Trey Flowers, 29 -- A reunion with the former Patriot still seems to make sense. He couldn’t stay healthy for the Lions but if he still has gas left and was willing to come on a modest deal, Flowers would be a very unsurprising addition to the Patriots front.

Carl Nassib, 29 -- A cap casualty in Las Vegas who’s production skidded with the Raiders after signing a sizable deal in 2020, Nassib’s a smart, once-productive player who plays plenty of special teams and could be a rotational player.

Wide receiver

Odell Beckham, 29 -- Coming back from the ACL he tore in the Super Bowl, Beckham was pursued by the Patriots before going to the Rams. The wideout room is full but Beckham showed in L.A. that he can be a major factor in an offense still.

Jarvis Landry, 29 -- Tough and productive slot who had a down year (for him) with Cleveland, catching 52 balls for 570 yards and missing five games. Not sure how much better he is at this stage than Jakobi Meyers, but he’s a high-level competitor and a five-time Pro Bowl player who was over 80 catches in each of his first six seasons.

Offensive line

Duane Brown, 37 -- A Pro Bowler in Seattle last year, he’s a starting-level left tackle still and he’s expensive so he’s unlikely for the Patriots.

Eric Fisher, 31 -- Played in Indy last year and -- like Brown -- he’s still a starting-level player who would be an unlikely target.

Daryl Williams, 30 -- Released by the Bills despite starting 17 games, the 6-6, 330-pound Williams is a versatile lineman who could be brought in to allow Strange some time to brew.

Riley Reiff, 33 -- Played with the Bengals last year on a one-year deal starting at right tackle. Can also play left tackle. Probably too good and expensive to be a depth/backup player.

Linebacker

Alexander Johnson, 30 -- A big linebacker at 6-2, 245, Johnson played for the Broncos last year on a $3.3M deal. Could be a depth piece behind Ja’Whaun Bentley.

Anthony Barr, 30 -- Once a staple of the Vikings defense, Barr was a cap casualty in Minnesota. Injuries did him in but when he's healthy he's one of the most versatile and productive linebackers on the planet.

Cornerback

Janoris Jenkins, 33 -- Wiry corner the Titans released after he signed a two-year, $15M pact last offseason. The Patriots may have hit their quota of older corners with Malcolm Butler.
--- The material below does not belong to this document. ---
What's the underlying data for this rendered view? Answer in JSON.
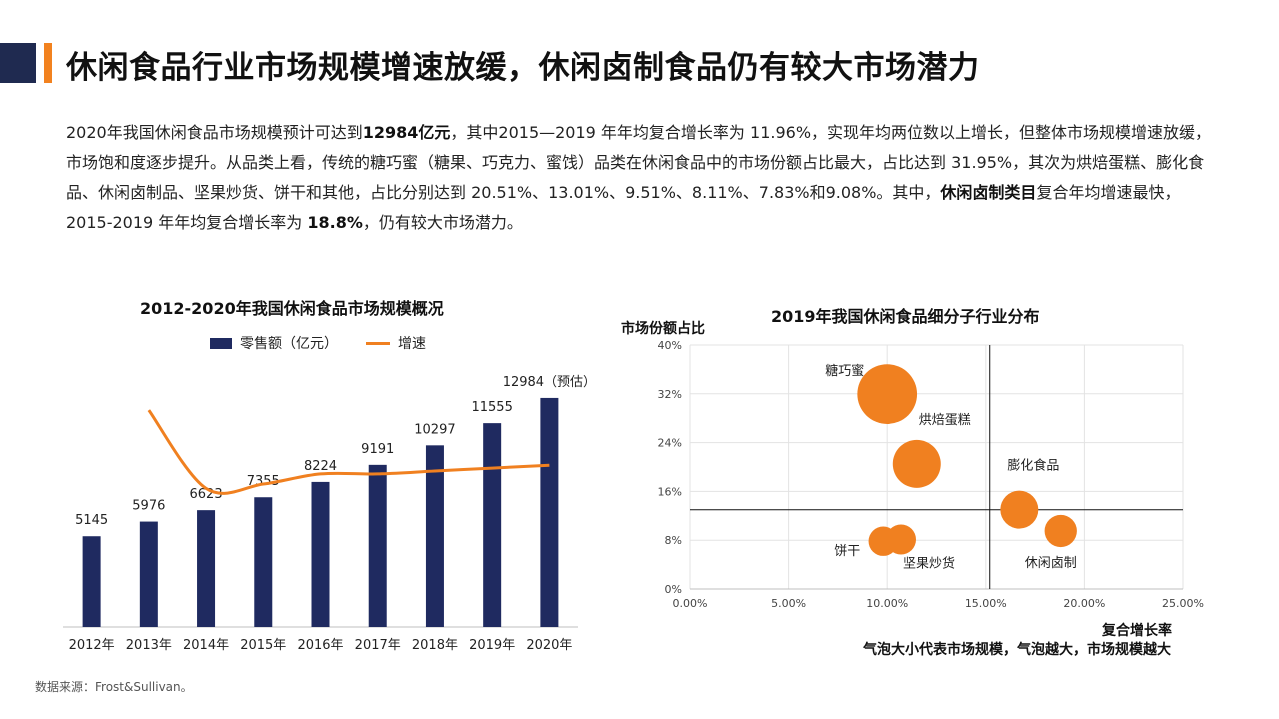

Joe Haden, 33 -- In decline, he’d be a borderline starter at this point after starting 11 games with the Steelers last year. A band-aid player.

Robert Alford, 33 -- A long-time starter with the Falcons, Alford spent 2021 with the Cardinals where he started five games. On the downside.

Jason McCourty, 35 -- Injured after seven games in Miami last year, the former Patriot and Titan would give it a go if the Patriots came calling. The age is a concern, but McCourtys age slowly it seems.